I will not ask you about the proof of quadratic reciprocity (or Euler's criterion or the Chinese remainder theorem, which are involved), since there are many proofs, and the one we gave is not among my favorites.
Note that many of the above results are fairly involved, so for the longer ones, I may ask you to either sketch the proof or prove one step of the result. If I ask you to sketch or explain why something is true, the more detailed of an explanation you can give me, the more points you will get (to a point).
For example, if I ask you to explain why Z[i] has unique factorization, simply stating that it is a PID will not get you many points. If you say it is a Euclidean domain, and therefore a PID, you'll get more points. If you briefly explain why it is a Euclidean domain first, you'll get full points. (Of course you could also explain this without using the notion of PID's, a we did in Chapter 6, but it's faster to quote the PID result.)
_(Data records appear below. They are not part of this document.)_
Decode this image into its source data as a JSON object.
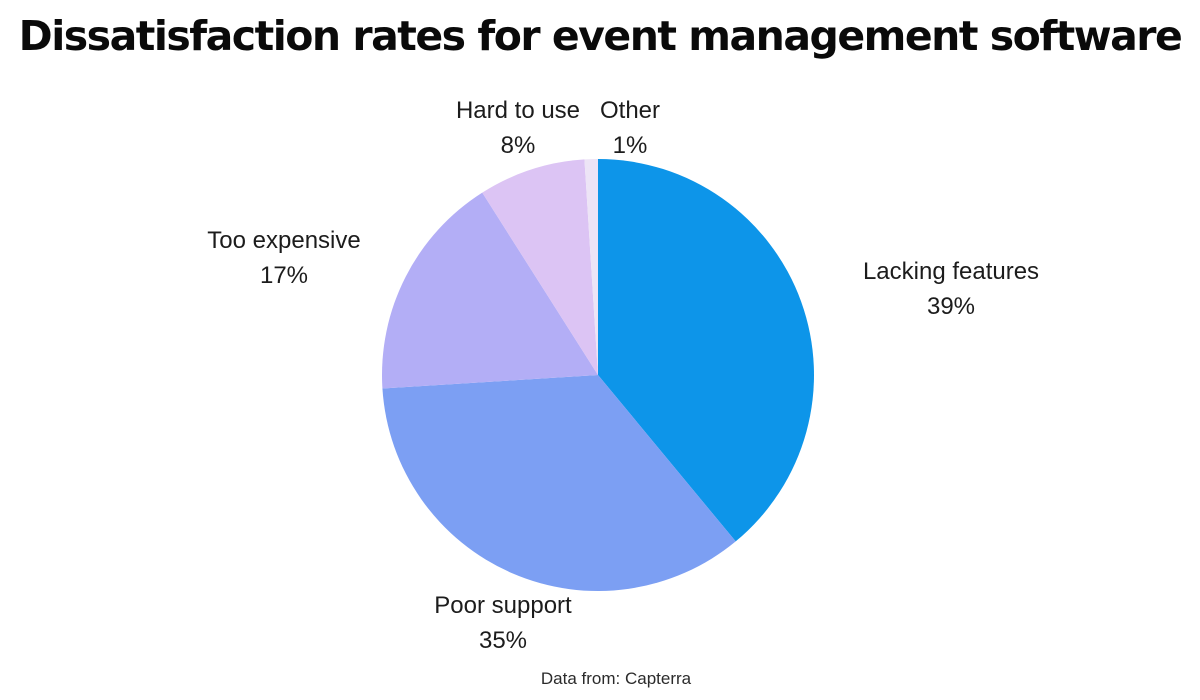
{
  "chart_data": {
    "type": "pie",
    "title": "Dissatisfaction rates for event management software",
    "footnote": "Data from: Capterra",
    "categories": [
      "Lacking features",
      "Poor support",
      "Too expensive",
      "Hard to use",
      "Other"
    ],
    "values": [
      39,
      35,
      17,
      8,
      1
    ],
    "unit": "%",
    "value_labels": [
      "39%",
      "35%",
      "17%",
      "8%",
      "1%"
    ],
    "colors": [
      "#0D95E9",
      "#7C9FF3",
      "#B3AEF6",
      "#DCC4F4",
      "#EDE4F6"
    ],
    "start_angle_deg": 0,
    "direction": "clockwise",
    "legend_position": "none",
    "labels_position": "outside",
    "background_color": "#ffffff",
    "title_color": "#0a0a0a",
    "label_color": "#1c1c1c"
  }
}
You should definitely expect that I will ask you to explain the determination of primes of the form x^2+ny^2 for at least one of n=1,2 or 3, as well as the n=5 case. You should also expect that I will ask you about the proof of existence and uniqueness of factorization in to prime ideals, as these ideas were the culmination of the course. Thus you should probably think about what answers you would give in advance, and if you have any questions about what the main points of the proof, or if I like your answers, then you should ask me in office hours beforehand.